Mekor Chaim Lech Lecha

The following commentary was distributed by the Jewish Federations of North America.  I continue to participate in its Rabbinic Cabinet.

Seemingly out of nowhere God calls Abraham, “The Lord said to Abram, ‘Go forth from your native land and from your father’s house to the land that I will show you…’” We are left to wonder why Abraham?  What was it about his character that made God choose him?

The rabbis of course spin many midrashim to explain this.  The most famous of which is the story about the time young Abraham was working in his father idol shop.  Abraham smashes all the idols except one and then when his father confronts him, he blames the single idol.  His father screams, “That is ridiculous!  An idol can’t destroy other idols.”  And Abraham says, “Exactly!”  A statue of wood and stone cannot be responsible for our lives.  In that moment Abraham begins to realize that there is only one God who moves heaven and earth.

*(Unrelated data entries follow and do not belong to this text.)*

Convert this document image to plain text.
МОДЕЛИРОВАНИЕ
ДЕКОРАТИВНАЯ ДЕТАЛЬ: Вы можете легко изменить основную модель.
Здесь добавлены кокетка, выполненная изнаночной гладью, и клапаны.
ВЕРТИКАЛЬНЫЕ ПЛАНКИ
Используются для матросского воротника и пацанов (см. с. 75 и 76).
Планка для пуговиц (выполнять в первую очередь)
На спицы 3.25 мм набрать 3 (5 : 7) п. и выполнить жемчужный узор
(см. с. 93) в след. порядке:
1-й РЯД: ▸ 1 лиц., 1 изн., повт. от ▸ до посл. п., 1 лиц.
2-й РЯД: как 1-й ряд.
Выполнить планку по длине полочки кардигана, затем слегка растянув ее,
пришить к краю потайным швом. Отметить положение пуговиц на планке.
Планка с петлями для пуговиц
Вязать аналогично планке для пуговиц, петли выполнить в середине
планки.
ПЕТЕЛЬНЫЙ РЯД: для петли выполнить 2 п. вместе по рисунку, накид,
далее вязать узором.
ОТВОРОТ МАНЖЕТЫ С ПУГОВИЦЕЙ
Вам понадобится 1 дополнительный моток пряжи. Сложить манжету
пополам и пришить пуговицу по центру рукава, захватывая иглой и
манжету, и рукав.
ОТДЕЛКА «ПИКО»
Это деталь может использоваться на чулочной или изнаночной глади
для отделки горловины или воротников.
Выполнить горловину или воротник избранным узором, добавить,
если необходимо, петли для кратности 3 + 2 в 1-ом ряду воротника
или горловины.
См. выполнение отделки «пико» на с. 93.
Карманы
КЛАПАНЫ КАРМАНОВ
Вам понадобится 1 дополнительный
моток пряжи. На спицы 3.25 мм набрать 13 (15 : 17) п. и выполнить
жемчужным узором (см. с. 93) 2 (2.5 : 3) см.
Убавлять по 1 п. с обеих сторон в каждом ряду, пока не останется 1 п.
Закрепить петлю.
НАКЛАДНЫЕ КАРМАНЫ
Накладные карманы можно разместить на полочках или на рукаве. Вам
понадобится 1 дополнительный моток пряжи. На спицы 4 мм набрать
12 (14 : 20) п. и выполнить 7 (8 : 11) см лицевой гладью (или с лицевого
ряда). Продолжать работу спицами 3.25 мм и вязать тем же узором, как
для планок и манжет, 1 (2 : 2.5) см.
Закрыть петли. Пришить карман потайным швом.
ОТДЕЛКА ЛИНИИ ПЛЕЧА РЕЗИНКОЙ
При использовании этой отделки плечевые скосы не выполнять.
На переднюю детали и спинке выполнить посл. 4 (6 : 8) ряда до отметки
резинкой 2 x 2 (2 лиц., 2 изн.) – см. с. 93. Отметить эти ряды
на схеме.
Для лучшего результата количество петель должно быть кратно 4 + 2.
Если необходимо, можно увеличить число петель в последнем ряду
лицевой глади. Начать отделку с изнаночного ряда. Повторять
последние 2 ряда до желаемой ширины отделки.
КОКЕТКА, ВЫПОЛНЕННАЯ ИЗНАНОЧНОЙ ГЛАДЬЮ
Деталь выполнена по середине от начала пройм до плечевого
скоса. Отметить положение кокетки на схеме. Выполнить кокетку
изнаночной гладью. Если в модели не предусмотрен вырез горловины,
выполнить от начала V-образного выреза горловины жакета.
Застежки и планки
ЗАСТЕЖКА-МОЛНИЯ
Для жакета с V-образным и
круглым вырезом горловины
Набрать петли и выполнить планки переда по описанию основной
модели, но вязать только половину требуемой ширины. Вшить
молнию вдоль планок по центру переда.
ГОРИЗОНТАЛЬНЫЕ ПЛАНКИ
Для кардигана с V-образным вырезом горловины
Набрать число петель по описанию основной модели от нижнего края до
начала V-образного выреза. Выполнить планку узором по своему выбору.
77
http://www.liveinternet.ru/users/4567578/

Moses Maimonides as well offers a similar insight.   He suggests that Abraham looks to the stars and realizes that they should not be objects of our worship.  He understands that there is an invisible force who instead moves the stars and orders the heavens.  Aristotle, whose thinking greatly influenced Maimonides, called this force the Prime Mover.  Maimonides saw this as synonymous with God.  Abraham understood that only this force is worthy of our devotion.

The particulars of these different stories are somewhat immaterial.  All the commentators agree that there was something remarkable in Abraham’s character.  There was something unique in his insights.  He must have been called by God because he was in essence the first to understand the power of monotheism.  Perhaps the commentators are wrong.  Perhaps the Oral Torah is mistaken.  Is it blasphemous to suggest such an idea? 

Is it instead possible that there was nothing special in Abraham’s character?  Is it imaginable that God decided to pick an ordinary, everyday man?  Perhaps the power of the story is what Abraham accomplished after the call.  That in truth is the more important Torah.  Abraham’s character is inconsequential until he is called.

We spend so much of our lives devoted to establishing our credentials.  Here are my accomplishments we say over and over again. Here is what I can bring to your university is what my son is presently toiling over.  We then imagine that we are only chosen if we are fit for the position or task, if our experiences merit our selection.  This suggests that we are truly masters of our own fate and that we are picked for our demonstrated abilities.  Yet there are often times when we are called for no other reason than we are present to be chosen.  We are standing there and so we are picked.

The notion that we are only chosen because of our own merits is a myth.  There are times when the choice is indeed random.  Our character does not always dictate the selection.  Our past experiences cannot always shape the future.

Instead our character is determined by how we respond to the choice. Our destiny is shaped by how we respond to the call. Then the only question is, do we respond like Abraham. Do we say, “Hineni—here I am?”